O que acontece no caso da análise ou psicoterapia individual é justamente o que o nome diz: a experiência é individual, única. Portanto, cada um a vive à sua maneira e da maneira que pode. É a partir disso que o profissional buscará identificar o que aquela experiência representa e significa para aquela pessoa que tem diante de si. O impacto de um acontecimento tem sua grandeza relacionada muitas vezes a eventos mais antigos, à capacidade de se valer de recursos internos, os chamados recursos emocionais para lidar com determinadas situações e também com os recursos externos disponíveis, ou seja, o quanto se é provido do amparo necessário para vivenciar o acontecimento em questão.

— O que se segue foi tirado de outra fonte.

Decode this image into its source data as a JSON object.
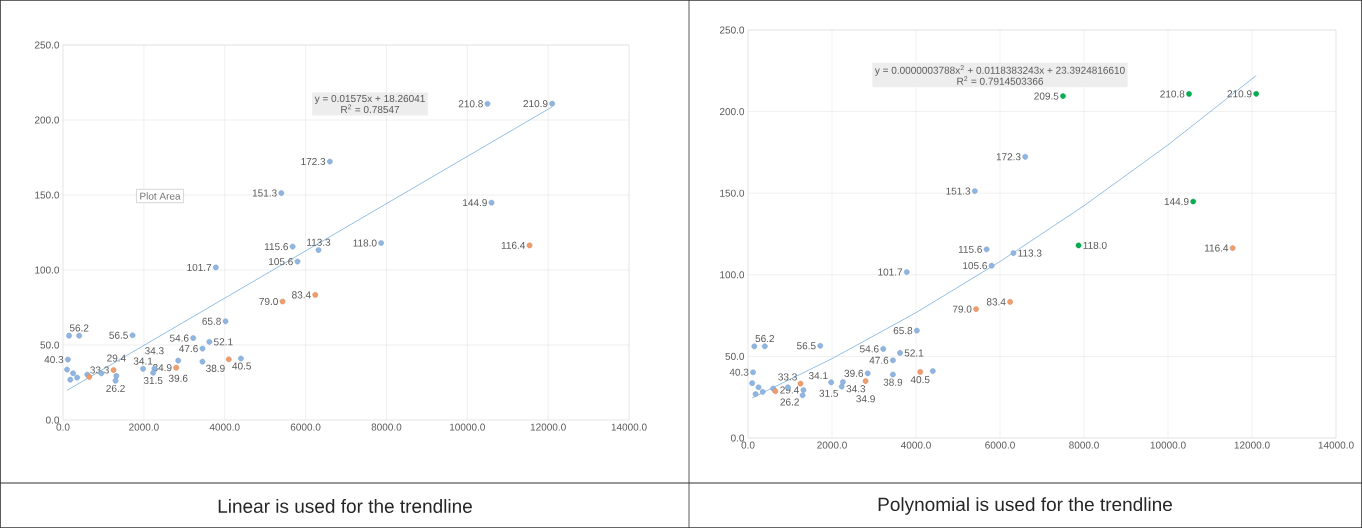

Ao conseguir, junto com o paciente, identificar que recursos este paciente tem para se estruturar diante de terminadas situações, o profissional poderá ajuda-lo a identificar suas próprias forças, ainda que lhe pareça, naquele momento, não tê-las o suficiente. Para isto, o profissional  se vale de técnicas específicas que lhe permitem trazer, através das palavras ditas (e em algum ponto, as não ditas), gestos, de como e quando as emoções se manifestam e de como ele se relaciona com si e com os outros os elementos necessários para compreender determinados acontecimentos e assim, dar ao paciente a ajuda que ele precisa.

Mais do que técnicas, o profissional sabe escutar e olhar. Estar atento a cada componente trazido pelo paciente é fundamental para seu progresso. O profissional teria no mínimo uma vida intensa se vivesse experiências semelhantes a cada um de seus pacientes, o que acabaria por não ser possível. Portanto, escutar, olhar e compreender aquela pessoa, única como ela é, é dar a ela a compreensão de sua singularidade e do conhecimento de sua própria essência.